Рассказал об эксперименте, который поставил покойный
доктор из Западной Германии Клаус Менарт; приехал в Москву
писать книгу о том, что читают русские; родился- то в
Замоскворечье, дедушка был хозяином шоколадной фабрики,
которая потом стала "Красным Октябрем", обертку "Золотого
ярлыка" рисовал его отец; до семи лет, пока не началась
империалистическая война, Клаус говорил только по русски,
играл С русскими мальчишками и девчонками, слушал церковные
песнопения во время православной пасхи; на масляную в доме
пекли блины; отцовские друзья - сибирские заводчики -
выучили маменьку лепить пельмени; часто ходил в
Третьяковскую галерею (отец запретил мальчику говорить
расхожее "Третьяковка", учил, что этот великий музей следует
называть уважительно); "Синюю птицу" смотрел три раза,
плакал от ужаса и счастья, с тех пор был постоянным
поклонником МХАТа; когда в середине двадцатых годов вернулся
в Союз журналистом, придерживался крайне антисоветских взглядов;
вторую мировую войну встретил в Китае, был интернирован,
вернулся в Германию после капитуляции, создал институт
"советологии", был главным редактором журнала "Остойропа";
состоял советником канцлера Аденауэра по русскому вопросу,
занимал крайнюю позицию.
В Советский Союз его пустили с неохотой, ждали очередного
тенденциозного труда, их было у Менарта немало. Он начал
свою работу в Москве с того, что составил предварительный
список двадцати четырех самых читаемых в стране писателей,
потом отправился в городские библиотеки, полетел в Братск и
Волгоград, сидел в маленьком читальном зале в деревне под
Калинином, беседовал с самыми разными людьми и опубликовал в
Соединенных Штатах и ФРГ книгу "О России сегодня. Что
читают русские, каковы они есть". Она произвела эффект
разорвавшейся бомбы; одни злобно улюлюкали, другие
замалчивали, оттого что выводы, к которым пришел Менарт,
никак не укладывались в рамки, которых он сам придерживался
раньше.
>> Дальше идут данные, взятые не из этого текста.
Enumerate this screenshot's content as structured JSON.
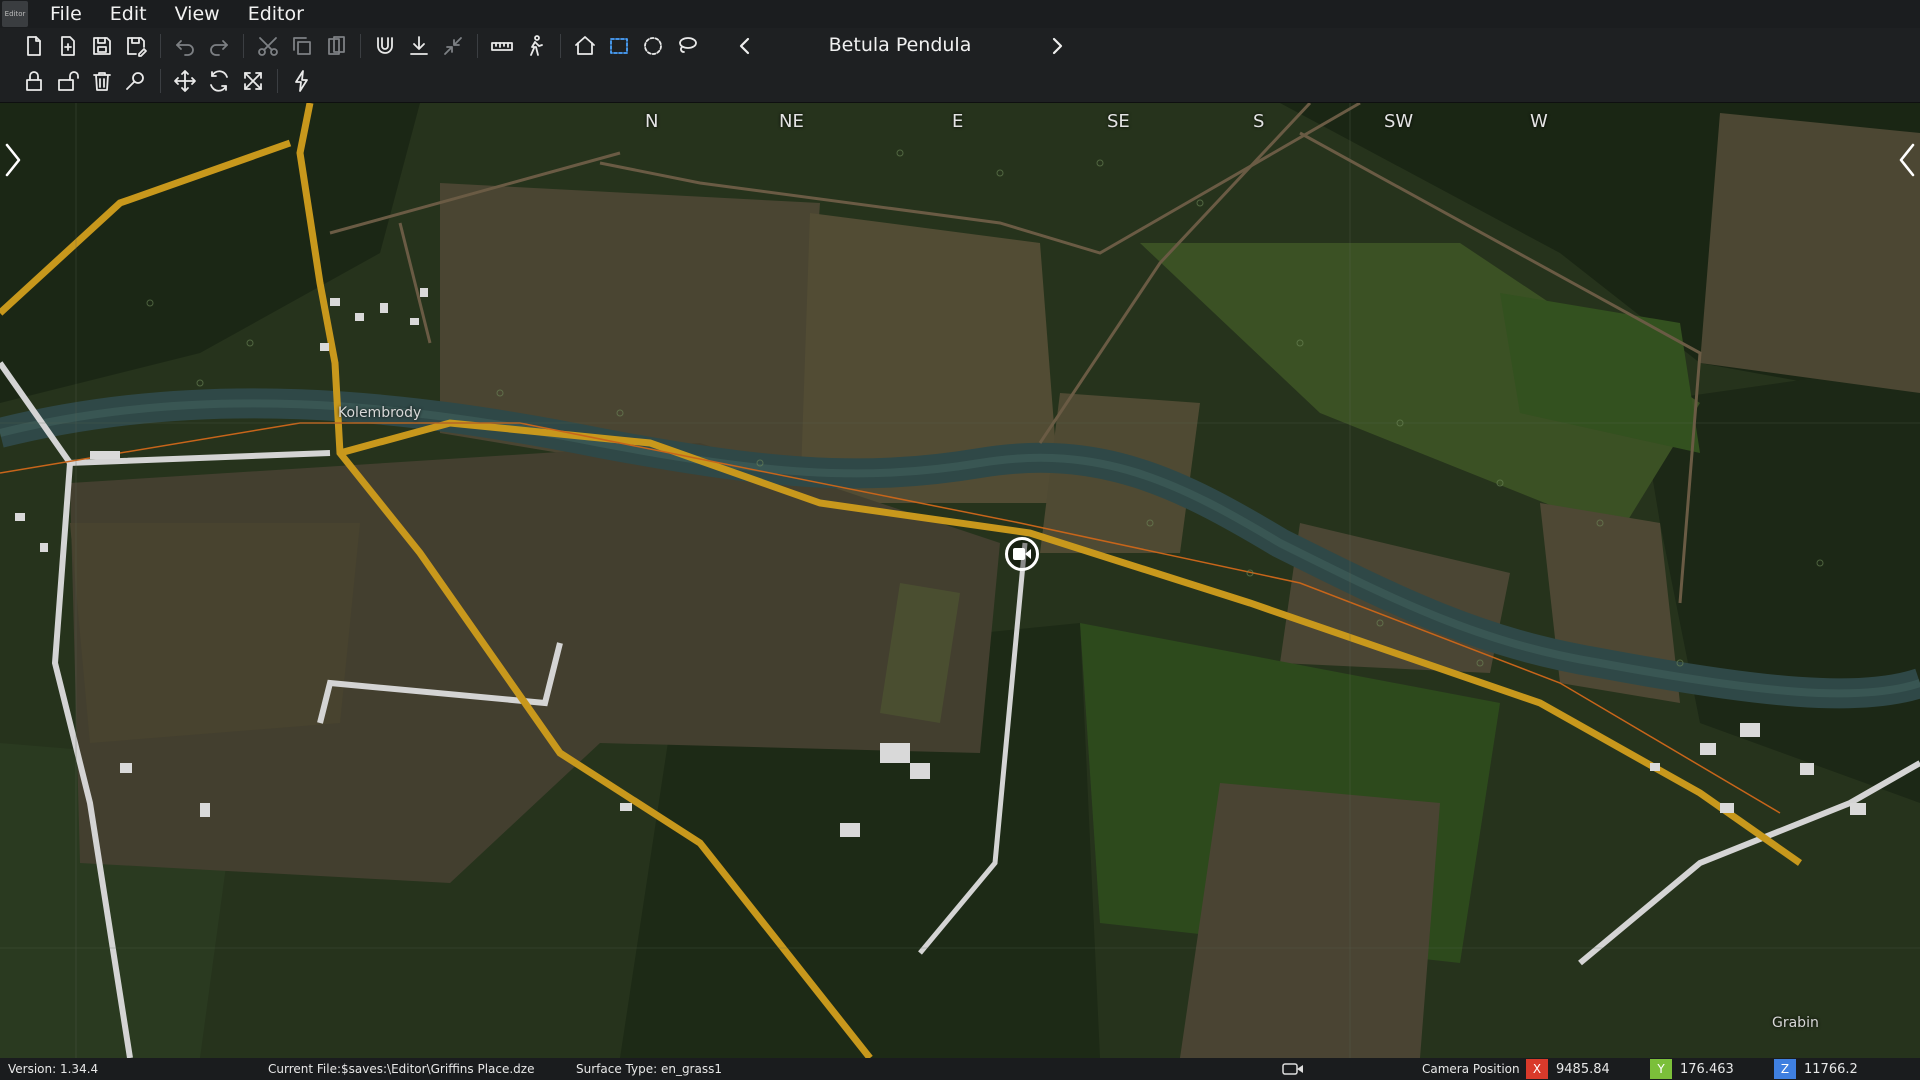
{
  "menubar": {
    "logo_text": "Editor",
    "items": [
      "File",
      "Edit",
      "View",
      "Editor"
    ]
  },
  "toolbar": {
    "row1_icons": [
      "new-file-icon",
      "import-file-icon",
      "save-icon",
      "save-as-icon",
      "undo-icon",
      "redo-icon",
      "cut-icon",
      "copy-icon",
      "paste-icon",
      "magnet-snap-icon",
      "drop-to-ground-icon",
      "collapse-icon",
      "ruler-icon",
      "walk-icon",
      "home-icon",
      "rectangle-select-icon",
      "circle-select-icon",
      "lasso-select-icon"
    ],
    "row2_icons": [
      "lock-icon",
      "unlock-icon",
      "delete-icon",
      "search-icon",
      "move-icon",
      "rotate-icon",
      "scale-icon",
      "lightning-icon"
    ],
    "object_title": "Betula Pendula"
  },
  "map": {
    "compass": [
      "N",
      "NE",
      "E",
      "SE",
      "S",
      "SW",
      "W"
    ],
    "places": [
      "Kolembrody",
      "Grabin"
    ],
    "terrain_colors": {
      "forest": "#1e2a17",
      "field": "#4a4630",
      "meadow": "#34471f",
      "river": "#2f4a48",
      "road_main": "#c8981c",
      "road_minor": "#d8d8d8"
    }
  },
  "status": {
    "version": "Version:  1.34.4",
    "current_file": "Current File:$saves:\\Editor\\Griffins Place.dze",
    "surface_type": "Surface Type: en_grass1",
    "camera_position_label": "Camera Position",
    "x_label": "X",
    "x_value": "9485.84",
    "y_label": "Y",
    "y_value": "176.463",
    "z_label": "Z",
    "z_value": "11766.2",
    "x_color": "#d93a2b",
    "y_color": "#7bbf3a",
    "z_color": "#3f7fe0"
  }
}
Он утверждал, что русские действительно не хотят
войны, что в первую очередь их занимают проблемы, которые
стоят перед ними, и они пишут о них открыто; цензура,
видимо, никак не ограничивает право на критику, если она
носит "позитивный характер", то есть не призывает к
оголтелому ниспровергательству, а исследует возможные пути
преодоления того, что мешает обществу в его поступательном
движении к прогрессу.
- Так вот он, Менарт, - заметил Степанов, - проделал
работу, которой следовало бы заниматься нашим социологам
вкупе с издателями: опрашивал в десятках библиотек и
работников, и читателей, какую книгу они бы хотели получить.
Какая не интересует их? Чьи имена наиболее любимы? Кто
оставляет читателя равнодушным? Почему? Причина?